The Brain On Trauma
When I talk about the brain and its functions, I of course share what I have learned in my trauma therapy training. But what makes a difference is that I talk from my own experience. My brain was pretty disconnected in its pathways.
The rational and the emotional could not talk to each other. Countless days of my life were spent dissociating, sitting somewhere for hours being lost in old stories I could not get out of myself.
I have been there. I know how it feels. The lostness. The shame. The feeling of never belonging. My brain was so tuned into danger that it protected me from life, as happens in so many traumatized beings.
When you feel like you go crazy, it's your rational brain shutting down. It can come back. Those who are beyond the point of being able to return, do not understand that they are "crazy".
As long as you ask yourself if you go crazy, you most definitely are not.
I know, because I had a psychosis as a teenager. My system just couldn't take the stress anymore. During this psychosis, I didn't understand that I have one. For other people, it seemed as if I had lied and told them untrue stories. But for me, the stories were real – until someone showed me that they weren't.
In some ways, I was lucky, because I came out of it. In others, I wasn't, as this incident created a mistrust towards my own brain for decades to come.
Very simply said, psychosis happens when your rational brain shuts down completely.
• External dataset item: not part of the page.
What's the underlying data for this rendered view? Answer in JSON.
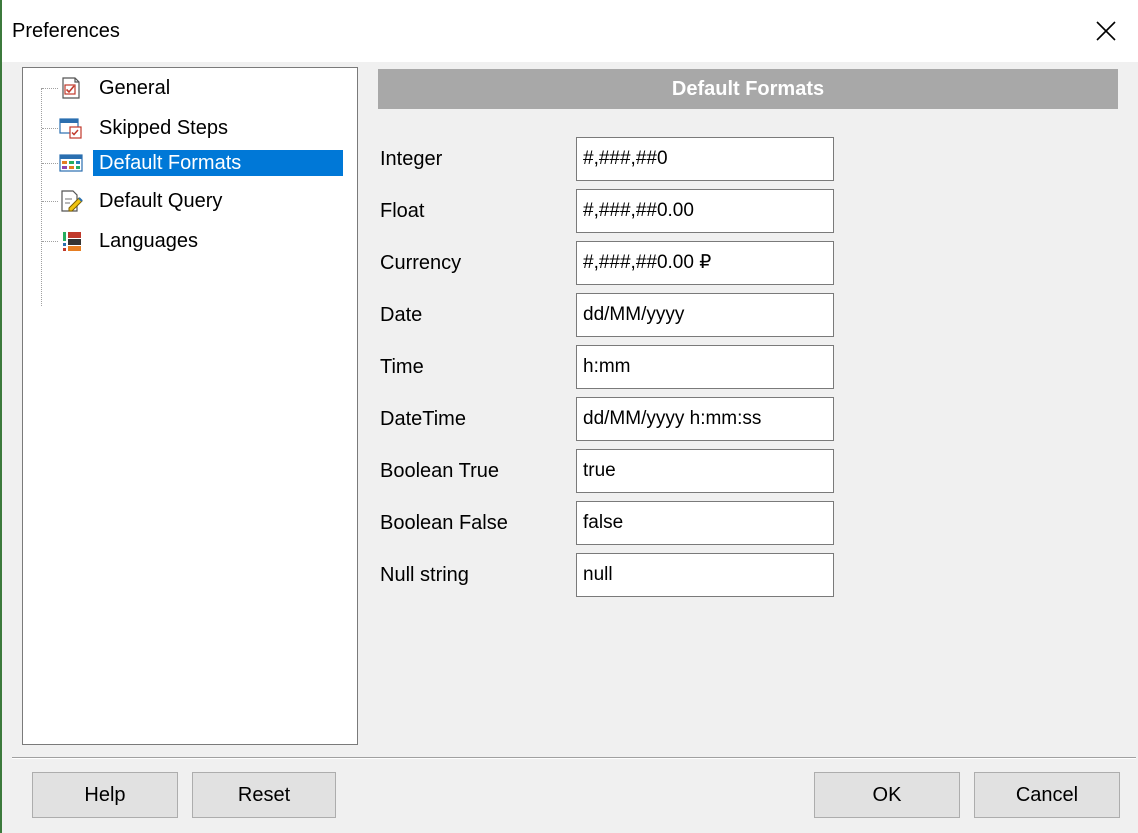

Then your fantasy and your emotions take over – like f.e. when people get super paranoid and can't be talked out of it. The same happens in lots of “borderline” and “bipolar” people.
Broken down, the diagnosis just talks about what is perceived. Underlying that which is perceived are energy currents; either the energy flows through certain parts of the brain, or it doesn't. Either all parts of the brain are "online" and communicating with each other, or they aren't. If they aren’t, it’s because the brain doesn’t perceive the current circumstances as safe.
Children and grownups who "throw tantrums" suffer from their rational brain shutting down and their emotions and visions taking over.
This is always an attempt of establishing safety. Hence the “cure” can be found in creating a life and connections that feel safe.